What strikes me about the whole experience: I haven't seen worms in apples in . . . years. Probably not since I was a young boy.

Why's that?

. . . More in a moment.
*******

So here's an apple that you know has been invaded by a worm. That's a wormhole up there at the 12:30 position (with respect to the stem).


Where did the worm go?

After cutting into a couple of apples, I formed a hypothesis that has proven almost infallible. I don't understand why, but it is true: the worms almost always head almost straight for the core. They don't generally cut "across" the apple or "across" the meat; they cut a path down and through the meat to the core:


There. You can see the "nest" in the core . . . and the "exit" from the borehole into the "nest."

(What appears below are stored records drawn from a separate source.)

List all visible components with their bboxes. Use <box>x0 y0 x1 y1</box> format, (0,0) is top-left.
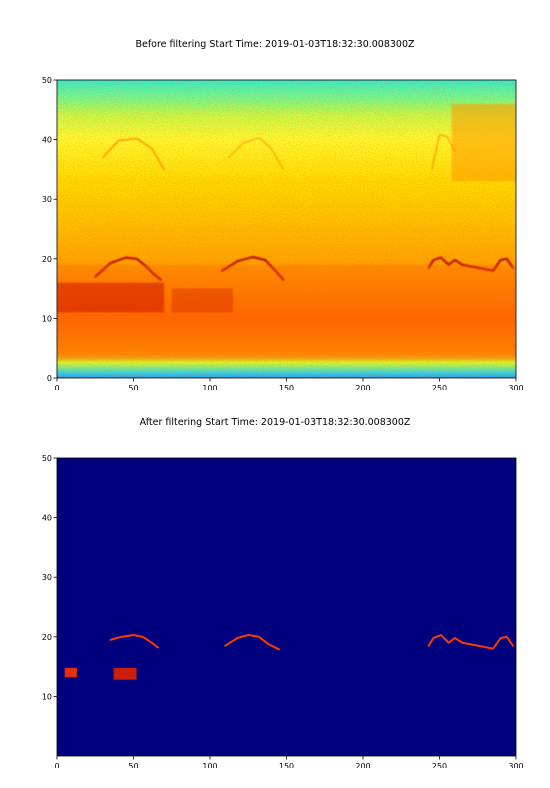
y-tick-label: 10 <box>42 314 52 323</box>
spectrogram-feature-region <box>64 667 77 678</box>
y-tick-label: 20 <box>42 633 52 642</box>
y-tick-label: 0 <box>47 374 52 383</box>
spectrogram-after-chart: 0 50 100 150 200 250 300 10 20 30 40 50 <box>42 454 524 768</box>
x-tick-label: 250 <box>432 762 447 768</box>
spectrogram-feature-region <box>57 264 516 361</box>
y-tick-label: 20 <box>42 255 52 264</box>
spectrogram-feature-curve <box>431 134 456 170</box>
chart-title-before: Before filtering Start Time: 2019-01-03T… <box>135 39 415 50</box>
y-tick-label: 50 <box>42 76 52 85</box>
x-tick-label: 200 <box>355 762 370 768</box>
x-tick-label: 300 <box>508 762 523 768</box>
spectrogram-feature-curve <box>109 634 159 649</box>
x-tick-label: 0 <box>54 762 59 768</box>
x-tick-label: 150 <box>279 384 294 390</box>
spectrogram-feature-curve <box>102 137 165 171</box>
x-tick-label: 50 <box>128 762 138 768</box>
x-tick-label: 0 <box>54 384 59 390</box>
spectrogram-feature-region <box>451 103 516 182</box>
spectrogram-feature-curve <box>227 137 284 170</box>
x-tick-label: 150 <box>279 762 294 768</box>
spectrogram-background <box>57 458 516 756</box>
spectrogram-feature-curve <box>224 634 280 651</box>
y-tick-label: 40 <box>42 514 52 523</box>
spectrogram-feature-region <box>113 667 137 680</box>
x-tick-label: 100 <box>202 384 217 390</box>
y-tick-label: 10 <box>42 692 52 701</box>
x-tick-label: 50 <box>128 384 138 390</box>
y-tick-label: 50 <box>42 454 52 463</box>
x-tick-label: 300 <box>508 384 523 390</box>
x-tick-label: 100 <box>202 762 217 768</box>
spectrogram-before-chart: 0 50 100 150 200 250 300 0 10 20 30 40 50 <box>42 76 524 390</box>
chart-title-after: After filtering Start Time: 2019-01-03T1… <box>139 417 411 428</box>
y-tick-label: 30 <box>42 195 52 204</box>
y-tick-label: 30 <box>42 573 52 582</box>
x-tick-label: 200 <box>355 384 370 390</box>
x-tick-label: 250 <box>432 384 447 390</box>
spectrogram-feature-curve <box>427 634 514 650</box>
y-tick-label: 40 <box>42 136 52 145</box>
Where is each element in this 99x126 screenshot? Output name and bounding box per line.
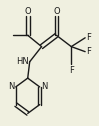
Text: F: F [86,47,91,56]
Text: F: F [86,33,91,42]
Text: N: N [8,82,15,91]
Text: O: O [53,7,60,16]
Text: HN: HN [16,57,29,66]
Text: F: F [69,66,74,75]
Text: O: O [24,7,31,16]
Text: N: N [41,82,47,91]
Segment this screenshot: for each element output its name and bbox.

Cut out the core and you see the hole. . . . And carefully chop a small chunk from the core out to and around the entrance hole and . . . 


Oh, yeah! The entire pathway. Complete with worm droppings. . . .

Okay. A few more careful slices with a rinsed knife . . . and a quick rinse with water and you have one of the tastiest apples I have had in a long, long time.

. . . And that's when it hits me: I haven't seen worms because professional apple growers have learned that consumers will ALWAYS buy worm-free apples before apples that may--or, almost always, do--contain worms. Indeed, consumers will pay a premium for such pretty apples.

So the apple producers spray the apples with pesticides. And apples are now--and have been for years--right at the top of the list of the "Dirty Dozen" foods--foods most heavily laden with pesticides. For the last two years, they have been at the very top of the list: #1 most contaminated.

I am coming to the point where I would rather deal with the worms than eat the pesticides, "thank you very much."